23-latek cały czas trzymał się samochodu sprawcy. Mężczyźni przyjechali w ten sposób cztery kilometry. Kiedy na autostradzie pojawiła się policja, nietypowa przejażdżka już się zakończyła.
Wściekły Polak miał zjechać na znajdującą się w pobliżu budowę. Tam między mężczyznami wywiązała się bójka, w której obaj odnieśli poważne obrażenia. 59-letni Polak i 23-letni Niemiec zostali przetransportowani przez służby do dwóch oddzielnych szpitali.
23-latek miał szczęście, że nie odniósł obrażeń podczas takiej jazdy. To mogło się skończyć bardzo źle – powiedziała rzeczniczka niemieckiej policji w rozmowie z "Bildem".
Pijany Polak wiózł ofiarę na masce.

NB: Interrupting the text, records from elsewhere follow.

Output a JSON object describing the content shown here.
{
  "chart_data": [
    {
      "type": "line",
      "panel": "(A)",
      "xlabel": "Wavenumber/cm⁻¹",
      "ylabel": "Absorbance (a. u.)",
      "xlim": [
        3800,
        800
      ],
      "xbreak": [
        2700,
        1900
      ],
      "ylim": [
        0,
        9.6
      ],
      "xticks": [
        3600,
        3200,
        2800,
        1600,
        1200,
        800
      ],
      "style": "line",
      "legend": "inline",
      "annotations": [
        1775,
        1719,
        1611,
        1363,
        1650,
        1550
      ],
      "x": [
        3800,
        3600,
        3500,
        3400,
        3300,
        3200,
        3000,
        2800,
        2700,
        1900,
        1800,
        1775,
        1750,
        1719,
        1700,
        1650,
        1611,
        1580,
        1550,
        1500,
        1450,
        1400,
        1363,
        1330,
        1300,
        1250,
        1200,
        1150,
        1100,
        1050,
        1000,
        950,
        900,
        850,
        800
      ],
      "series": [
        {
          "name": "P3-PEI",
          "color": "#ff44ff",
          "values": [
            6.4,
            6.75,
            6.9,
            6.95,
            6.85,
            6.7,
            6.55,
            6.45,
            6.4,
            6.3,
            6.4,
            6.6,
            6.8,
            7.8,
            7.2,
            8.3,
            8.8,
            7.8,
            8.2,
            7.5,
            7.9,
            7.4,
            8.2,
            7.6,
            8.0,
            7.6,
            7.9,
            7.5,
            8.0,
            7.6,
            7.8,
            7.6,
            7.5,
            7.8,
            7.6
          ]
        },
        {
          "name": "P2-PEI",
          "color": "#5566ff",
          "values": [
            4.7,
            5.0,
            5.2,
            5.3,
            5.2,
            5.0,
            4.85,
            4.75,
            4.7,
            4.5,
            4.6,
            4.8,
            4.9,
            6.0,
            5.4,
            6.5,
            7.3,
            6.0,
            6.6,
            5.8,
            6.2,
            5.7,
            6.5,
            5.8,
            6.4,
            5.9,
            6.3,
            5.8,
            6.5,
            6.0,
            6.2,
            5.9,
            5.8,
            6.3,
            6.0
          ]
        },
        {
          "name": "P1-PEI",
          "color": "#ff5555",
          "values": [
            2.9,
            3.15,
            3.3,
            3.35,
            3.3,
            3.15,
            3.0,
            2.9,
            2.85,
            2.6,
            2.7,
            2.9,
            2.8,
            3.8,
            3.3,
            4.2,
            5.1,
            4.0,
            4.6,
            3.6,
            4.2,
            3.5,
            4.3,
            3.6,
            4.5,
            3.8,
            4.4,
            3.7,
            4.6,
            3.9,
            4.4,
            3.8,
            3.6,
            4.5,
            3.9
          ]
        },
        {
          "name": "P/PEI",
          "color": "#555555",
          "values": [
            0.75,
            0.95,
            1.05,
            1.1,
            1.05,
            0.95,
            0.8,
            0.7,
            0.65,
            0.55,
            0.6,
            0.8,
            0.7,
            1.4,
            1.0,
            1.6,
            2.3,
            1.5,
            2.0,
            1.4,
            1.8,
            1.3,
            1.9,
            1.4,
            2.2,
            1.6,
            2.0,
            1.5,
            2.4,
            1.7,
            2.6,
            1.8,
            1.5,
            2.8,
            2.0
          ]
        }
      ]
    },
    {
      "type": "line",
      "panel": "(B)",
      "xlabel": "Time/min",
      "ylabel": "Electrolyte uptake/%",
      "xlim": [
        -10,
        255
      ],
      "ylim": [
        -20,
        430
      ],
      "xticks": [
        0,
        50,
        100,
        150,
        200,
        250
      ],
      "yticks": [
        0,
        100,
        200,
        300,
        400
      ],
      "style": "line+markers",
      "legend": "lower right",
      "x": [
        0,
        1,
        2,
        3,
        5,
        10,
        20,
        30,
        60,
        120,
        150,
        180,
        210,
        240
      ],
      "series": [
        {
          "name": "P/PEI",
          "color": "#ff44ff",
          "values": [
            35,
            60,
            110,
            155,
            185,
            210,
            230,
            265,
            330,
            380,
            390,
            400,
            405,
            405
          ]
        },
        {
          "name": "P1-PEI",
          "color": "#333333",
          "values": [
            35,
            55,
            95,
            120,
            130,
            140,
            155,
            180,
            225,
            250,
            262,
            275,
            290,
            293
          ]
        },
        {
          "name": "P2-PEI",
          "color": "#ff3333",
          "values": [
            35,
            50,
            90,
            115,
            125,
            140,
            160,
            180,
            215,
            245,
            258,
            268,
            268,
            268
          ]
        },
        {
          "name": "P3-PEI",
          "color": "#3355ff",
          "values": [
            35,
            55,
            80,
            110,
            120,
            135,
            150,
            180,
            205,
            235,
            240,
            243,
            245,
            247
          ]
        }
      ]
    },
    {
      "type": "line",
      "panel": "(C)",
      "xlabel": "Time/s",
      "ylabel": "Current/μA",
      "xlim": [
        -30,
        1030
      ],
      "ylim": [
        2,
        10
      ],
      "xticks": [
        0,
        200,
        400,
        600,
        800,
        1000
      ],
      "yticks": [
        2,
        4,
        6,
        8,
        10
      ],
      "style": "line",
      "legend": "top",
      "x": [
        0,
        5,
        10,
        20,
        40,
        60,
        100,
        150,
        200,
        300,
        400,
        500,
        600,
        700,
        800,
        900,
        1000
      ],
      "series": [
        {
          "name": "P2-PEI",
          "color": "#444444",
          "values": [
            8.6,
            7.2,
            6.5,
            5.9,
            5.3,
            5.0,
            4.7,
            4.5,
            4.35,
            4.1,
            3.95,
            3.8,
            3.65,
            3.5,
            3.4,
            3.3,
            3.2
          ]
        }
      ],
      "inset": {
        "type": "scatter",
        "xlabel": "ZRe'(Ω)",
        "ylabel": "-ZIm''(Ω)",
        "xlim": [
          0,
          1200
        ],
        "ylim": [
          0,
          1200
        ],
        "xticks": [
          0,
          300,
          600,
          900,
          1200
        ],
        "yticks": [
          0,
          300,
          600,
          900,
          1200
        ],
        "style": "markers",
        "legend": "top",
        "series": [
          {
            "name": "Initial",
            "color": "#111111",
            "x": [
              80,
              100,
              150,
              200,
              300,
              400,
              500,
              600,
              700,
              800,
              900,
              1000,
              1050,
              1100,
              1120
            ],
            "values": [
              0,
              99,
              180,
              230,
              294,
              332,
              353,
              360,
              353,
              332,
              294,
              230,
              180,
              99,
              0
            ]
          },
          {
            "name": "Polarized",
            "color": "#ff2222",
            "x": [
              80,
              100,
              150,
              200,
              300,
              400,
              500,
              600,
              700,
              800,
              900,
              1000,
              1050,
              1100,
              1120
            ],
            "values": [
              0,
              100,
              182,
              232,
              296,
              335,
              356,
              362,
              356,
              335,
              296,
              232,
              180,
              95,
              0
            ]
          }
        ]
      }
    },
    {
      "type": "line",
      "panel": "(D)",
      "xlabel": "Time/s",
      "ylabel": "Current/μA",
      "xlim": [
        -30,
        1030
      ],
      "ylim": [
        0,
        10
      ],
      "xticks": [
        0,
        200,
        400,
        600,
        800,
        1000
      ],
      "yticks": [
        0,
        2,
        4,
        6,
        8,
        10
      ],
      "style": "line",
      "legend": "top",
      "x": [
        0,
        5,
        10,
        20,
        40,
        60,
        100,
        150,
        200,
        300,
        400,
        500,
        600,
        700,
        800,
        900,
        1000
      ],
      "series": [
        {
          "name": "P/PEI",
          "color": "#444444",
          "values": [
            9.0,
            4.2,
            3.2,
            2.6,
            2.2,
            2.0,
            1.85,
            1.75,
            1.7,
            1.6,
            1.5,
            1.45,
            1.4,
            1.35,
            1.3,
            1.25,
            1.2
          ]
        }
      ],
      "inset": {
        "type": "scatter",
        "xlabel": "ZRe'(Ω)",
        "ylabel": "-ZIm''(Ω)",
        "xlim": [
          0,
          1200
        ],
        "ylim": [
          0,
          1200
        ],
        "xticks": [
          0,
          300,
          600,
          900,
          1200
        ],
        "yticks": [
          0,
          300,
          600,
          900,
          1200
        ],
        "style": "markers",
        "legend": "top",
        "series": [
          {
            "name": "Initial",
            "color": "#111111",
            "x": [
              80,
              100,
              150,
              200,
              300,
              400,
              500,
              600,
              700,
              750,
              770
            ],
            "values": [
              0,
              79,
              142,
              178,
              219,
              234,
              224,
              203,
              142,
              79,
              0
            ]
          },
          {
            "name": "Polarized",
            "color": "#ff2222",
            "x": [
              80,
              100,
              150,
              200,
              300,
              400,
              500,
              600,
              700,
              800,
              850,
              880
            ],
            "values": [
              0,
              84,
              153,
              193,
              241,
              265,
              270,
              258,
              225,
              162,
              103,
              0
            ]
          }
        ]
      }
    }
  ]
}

Usłyszał zarzuty
Kierowca z Polski został przebadany przez policjantów alkomatem. Badanie wykazało u niego we krwi 1,9 promila alkoholu. Skonfiskowano prawo jazdy oraz samochód mężczyzny.
Niemiecka policja wszczęła śledztwo przeciwko 59-latkowi. Mężczyzna usłyszał zarzuty spowodowania zagrożenia w ruchu lądowym, prowadzenia pojazdu w stanie nietrzeźwości oraz napadu.